Abstract

Field studies in the Jabel az-Zalmah region, at the northern flank of Al Kufrah Basin provide new insights into the stratigraphy and evolving depositional environments of Cambro–Ordovician through Devonian sediments. At the base of the succession, the Hawaz Formation is about 300m thick and is characterised by frequently Skolithos-burrowed, fine to medium grained sandstones with occasional silty intervals and rare conglomerates deposited in a generally high-energy tidal shelf setting. Bioturbation is pervasive, and includes spectacular Cruziana traces produced by Early to Mid Ordovician trilobites at the bottom and the top of the Hawaz Formation respectively. These strata were incised during the late Ordovician (Hirnantian) glaciation. Ice sheets flowing over Jabel az-Zalmah cut a palaeo-topography of up to 100m relief. This relief is overlain by a coarsening upward succession of clastic sedimentary rocks, recording re-advance of an ice sheet, which overrode the uppermost sandstones.
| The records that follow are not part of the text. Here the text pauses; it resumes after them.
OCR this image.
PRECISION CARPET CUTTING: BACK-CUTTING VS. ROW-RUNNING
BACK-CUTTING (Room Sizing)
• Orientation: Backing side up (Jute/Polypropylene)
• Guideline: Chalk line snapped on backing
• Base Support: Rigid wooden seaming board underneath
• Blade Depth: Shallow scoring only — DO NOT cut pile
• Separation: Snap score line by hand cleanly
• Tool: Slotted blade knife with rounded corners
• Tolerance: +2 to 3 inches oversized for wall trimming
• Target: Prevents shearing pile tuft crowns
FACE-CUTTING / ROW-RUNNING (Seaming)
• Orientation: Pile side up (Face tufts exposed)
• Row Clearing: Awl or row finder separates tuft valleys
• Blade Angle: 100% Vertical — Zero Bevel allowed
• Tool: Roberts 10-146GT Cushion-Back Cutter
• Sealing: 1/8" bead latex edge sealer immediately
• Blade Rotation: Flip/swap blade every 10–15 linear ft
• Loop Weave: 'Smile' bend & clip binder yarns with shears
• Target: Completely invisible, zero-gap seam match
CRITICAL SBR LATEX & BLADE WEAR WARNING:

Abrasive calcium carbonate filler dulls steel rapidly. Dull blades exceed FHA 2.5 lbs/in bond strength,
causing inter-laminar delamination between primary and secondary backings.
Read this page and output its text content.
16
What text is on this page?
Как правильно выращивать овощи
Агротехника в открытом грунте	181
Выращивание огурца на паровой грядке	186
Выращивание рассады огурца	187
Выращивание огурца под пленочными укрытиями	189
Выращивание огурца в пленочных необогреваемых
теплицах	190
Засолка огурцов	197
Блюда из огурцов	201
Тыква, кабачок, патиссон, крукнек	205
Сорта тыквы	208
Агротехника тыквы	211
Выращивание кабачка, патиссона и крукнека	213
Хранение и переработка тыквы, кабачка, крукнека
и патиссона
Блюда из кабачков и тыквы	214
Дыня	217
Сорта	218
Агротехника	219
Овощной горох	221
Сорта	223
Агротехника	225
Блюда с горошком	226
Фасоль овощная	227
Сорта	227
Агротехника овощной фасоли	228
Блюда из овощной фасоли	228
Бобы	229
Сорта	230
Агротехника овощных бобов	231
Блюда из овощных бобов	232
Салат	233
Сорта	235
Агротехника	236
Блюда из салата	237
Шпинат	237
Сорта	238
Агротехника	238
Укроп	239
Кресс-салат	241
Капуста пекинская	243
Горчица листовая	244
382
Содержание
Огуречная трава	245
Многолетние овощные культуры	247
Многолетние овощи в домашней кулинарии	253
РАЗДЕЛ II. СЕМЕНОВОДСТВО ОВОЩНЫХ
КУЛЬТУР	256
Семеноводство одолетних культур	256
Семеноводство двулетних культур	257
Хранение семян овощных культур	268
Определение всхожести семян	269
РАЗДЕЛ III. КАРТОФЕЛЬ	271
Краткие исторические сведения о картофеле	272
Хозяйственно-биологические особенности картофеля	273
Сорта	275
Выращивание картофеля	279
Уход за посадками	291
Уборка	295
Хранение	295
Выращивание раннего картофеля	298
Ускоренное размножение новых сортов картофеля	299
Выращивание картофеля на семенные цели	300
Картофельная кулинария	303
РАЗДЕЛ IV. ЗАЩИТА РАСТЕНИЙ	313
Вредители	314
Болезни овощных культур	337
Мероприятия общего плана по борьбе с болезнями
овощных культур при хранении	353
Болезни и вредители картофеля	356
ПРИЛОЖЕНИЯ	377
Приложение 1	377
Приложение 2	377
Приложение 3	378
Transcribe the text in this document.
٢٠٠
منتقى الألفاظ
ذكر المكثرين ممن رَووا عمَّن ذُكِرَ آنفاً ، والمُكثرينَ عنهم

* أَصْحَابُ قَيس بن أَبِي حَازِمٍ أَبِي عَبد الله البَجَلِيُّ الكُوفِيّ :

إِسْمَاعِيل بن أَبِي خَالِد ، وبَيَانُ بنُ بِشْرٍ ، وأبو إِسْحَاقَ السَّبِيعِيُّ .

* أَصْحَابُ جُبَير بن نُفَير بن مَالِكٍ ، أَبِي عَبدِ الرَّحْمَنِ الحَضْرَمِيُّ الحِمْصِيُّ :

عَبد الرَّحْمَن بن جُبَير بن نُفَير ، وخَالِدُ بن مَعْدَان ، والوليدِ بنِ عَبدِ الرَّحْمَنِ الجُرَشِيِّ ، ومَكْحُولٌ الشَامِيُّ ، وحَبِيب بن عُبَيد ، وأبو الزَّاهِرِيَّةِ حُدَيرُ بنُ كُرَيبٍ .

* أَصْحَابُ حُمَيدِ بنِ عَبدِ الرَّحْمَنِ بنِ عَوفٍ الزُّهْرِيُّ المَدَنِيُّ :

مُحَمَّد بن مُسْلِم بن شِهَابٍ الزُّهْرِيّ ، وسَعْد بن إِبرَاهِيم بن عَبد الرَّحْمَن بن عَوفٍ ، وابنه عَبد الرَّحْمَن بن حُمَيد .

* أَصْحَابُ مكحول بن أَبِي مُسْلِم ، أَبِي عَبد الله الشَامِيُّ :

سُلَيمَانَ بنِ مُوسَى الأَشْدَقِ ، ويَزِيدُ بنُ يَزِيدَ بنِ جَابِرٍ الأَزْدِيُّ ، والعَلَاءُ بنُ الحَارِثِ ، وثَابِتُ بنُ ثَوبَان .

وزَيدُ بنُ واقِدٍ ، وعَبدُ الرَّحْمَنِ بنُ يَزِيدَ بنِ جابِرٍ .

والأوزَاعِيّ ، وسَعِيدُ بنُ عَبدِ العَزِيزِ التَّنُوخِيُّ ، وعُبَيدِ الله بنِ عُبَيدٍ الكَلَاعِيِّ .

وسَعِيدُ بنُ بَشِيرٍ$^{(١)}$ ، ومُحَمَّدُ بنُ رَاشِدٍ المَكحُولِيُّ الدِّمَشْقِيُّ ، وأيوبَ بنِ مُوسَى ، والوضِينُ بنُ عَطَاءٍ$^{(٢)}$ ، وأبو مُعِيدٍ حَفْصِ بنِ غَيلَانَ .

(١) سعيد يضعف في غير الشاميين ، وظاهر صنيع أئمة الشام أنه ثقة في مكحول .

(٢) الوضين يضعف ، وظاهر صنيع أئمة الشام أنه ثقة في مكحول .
Ice sheet retreat was accompanied by marine transgression and erosion, which left a thin transgressive lag-conglomerate, capped sharply by siltstones of the Tannezuft Formation. Progradation resumed after post-glacial maximum flooding, depositing tide, storm, and river-influenced parasequences of a major delta complex (200m thick Acacus Formation). Fluvial incision, and the development of a disconformity, preceded the deposition of the Tadrart Formation (50m thick), a succession of trough-cross bedded braided river deposits. Transgression, and the re-establishment of shallow or marginal marine systems, is represented by the extensively bioturbated Binem Formation in which Zoophycos burrows offer a tentative Middle Devonian stratigraphic fix. An understanding of the lithological character of the Lower Palaeozoic strata in Jabel az-Zalmah, together with the character of unconformities that punctuate the succession, will be vital for successful hydrocarbon exploration in this frontier basin which has, until now, been unsuccessful.